Das FDI-Projekt wurde im Jahr 2007 auf der Hannover-Messe ins Leben gerufen. Zu diesem Zeitpunkt trat die FDT Group dem EDDL Cooperation Team (ECT) bei mit dem vorrangigen Ziel, mit EDDL und FDT/DTM eine gemeinsame Lösung zu erarbeiten. Seitdem wurde das Projekt mit Augenmass in Richtung der konvergenten FDI-Lösung vorangetrieben. Die Hinzunahme von Herstellern, die zugesagt haben, FDI-Device-Pakete in ihren Systemen und Produkten zu unterstützen, stärkt dieses Bestreben, indem zusätzliche Mittel für den Abschluss des Projektes zur Verfügung gestellt werden.
Neben der endgültigen Festlegung der auf Mitte 2010 terminierten FDI-Spezifikation umfasst der Aufgabenbereich des erweiterten EDDL Cooperation Teams gemeinsame Design- und Test-Tools, ein gemeinsames Binärformat sowie einen gemeinsamen Interpreter, übergreifend für das HART-, FF- und PROFIBUS-Protokoll. Ziel ist, die Forderung der Endanwender, eine einheitliche Geräteintegrationslösung für die Prozessindustrien zu schaffen, für alle Leitsysteme, Feldgeräte und Protokolle umzusetzen.

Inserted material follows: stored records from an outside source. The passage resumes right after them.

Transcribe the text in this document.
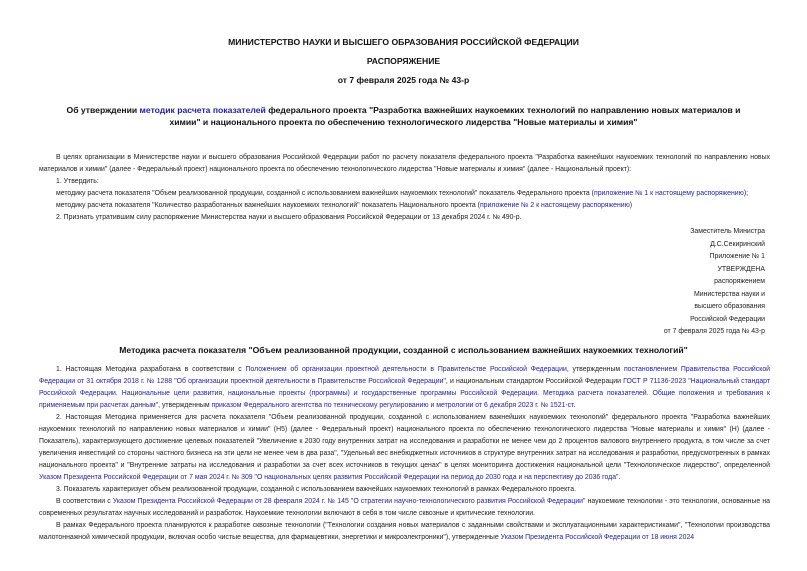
МИНИСТЕРСТВО НАУКИ И ВЫСШЕГО ОБРАЗОВАНИЯ РОССИЙСКОЙ ФЕДЕРАЦИИ
РАСПОРЯЖЕНИЕ
от 7 февраля 2025 года № 43-р
Об утверждении методик расчета показателей федерального проекта "Разработка важнейших наукоемких технологий по направлению новых материалов и химии" и национального проекта по обеспечению технологического лидерства "Новые материалы и химия"

В целях организации в Министерстве науки и высшего образования Российской Федерации работ по расчету показателя федерального проекта "Разработка важнейших наукоемких технологий по направлению новых материалов и химии" (далее - Федеральный проект) национального проекта по обеспечению технологического лидерства "Новые материалы и химия" (далее - Национальный проект):

1. Утвердить:

методику расчета показателя "Объем реализованной продукции, созданной с использованием важнейших наукоемких технологий" показатель Федерального проекта (приложение № 1 к настоящему распоряжению);

методику расчета показателя "Количество разработанных важнейших наукоемких технологий" показатель Национального проекта (приложение № 2 к настоящему распоряжению)

2. Признать утратившим силу распоряжение Министерства науки и высшего образования Российской Федерации от 13 декабря 2024 г. № 490-р.

Заместитель Министра
Д.С.Секиринский
Приложение № 1
УТВЕРЖДЕНА
распоряжением
Министерства науки и
высшего образования
Российской Федерации
от 7 февраля 2025 года № 43-р
Методика расчета показателя "Объем реализованной продукции, созданной с использованием важнейших наукоемких технологий"

1. Настоящая Методика разработана в соответствии с Положением об организации проектной деятельности в Правительстве Российской Федерации, утвержденным постановлением Правительства Российской Федерации от 31 октября 2018 г. № 1288 "Об организации проектной деятельности в Правительстве Российской Федерации", и национальным стандартом Российской Федерации ГОСТ Р 71136-2023 "Национальный стандарт Российской Федерации. Национальные цели развития, национальные проекты (программы) и государственные программы Российской Федерации. Методика расчета показателей. Общие положения и требования к применяемым при расчетах данным", утвержденным приказом Федерального агентства по техническому регулированию и метрологии от 6 декабря 2023 г. № 1521-ст.

2. Настоящая Методика применяется для расчета показателя "Объем реализованной продукции, созданной с использованием важнейших наукоемких технологий" федерального проекта "Разработка важнейших наукоемких технологий по направлению новых материалов и химии" (Н5) (далее - Федеральный проект) национального проекта по обеспечению технологического лидерства "Новые материалы и химия" (Н) (далее - Показатель), характеризующего достижение целевых показателей "Увеличение к 2030 году внутренних затрат на исследования и разработки не менее чем до 2 процентов валового внутреннего продукта, в том числе за счет увеличения инвестиций со стороны частного бизнеса на эти цели не менее чем в два раза", "Удельный вес внебюджетных источников в структуре внутренних затрат на исследования и разработки, предусмотренных в рамках национального проекта" и "Внутренние затраты на исследования и разработки за счет всех источников в текущих ценах" в целях мониторинга достижения национальной цели "Технологическое лидерство", определенной Указом Президента Российской Федерации от 7 мая 2024 г. № 309 "О национальных целях развития Российской Федерации на период до 2030 года и на перспективу до 2036 года".

3. Показатель характеризует объем реализованной продукции, созданной с использованием важнейших наукоемких технологий в рамках Федерального проекта.

В соответствии с Указом Президента Российской Федерации от 28 февраля 2024 г. № 145 "О стратегии научно-технологического развития Российской Федерации" наукоемкие технологии - это технологии, основанные на современных результатах научных исследований и разработок. Наукоемкие технологии включают в себя в том числе сквозные и критические технологии.

В рамках Федерального проекта планируются к разработке сквозные технологии ("Технологии создания новых материалов с заданными свойствами и эксплуатационными характеристиками", "Технологии производства малотоннажной химической продукции, включая особо чистые вещества, для фармацевтики, энергетики и микроэлектроники"), утвержденные Указом Президента Российской Федерации от 18 июня 2024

Wir als PNO unterstützen die Erweiterung des Konsortiums, weil durch die unmittelbare Mitwirkung der Systemanbieter die Integration von FDI in die Leitsysteme erheblich beschleunigt wird. Dieses Signal schafft Vertrauen und Investitionssicherheit bei den Anwendern, die schon seit langem einen einzigen Standard für die Geräteintegration fordern.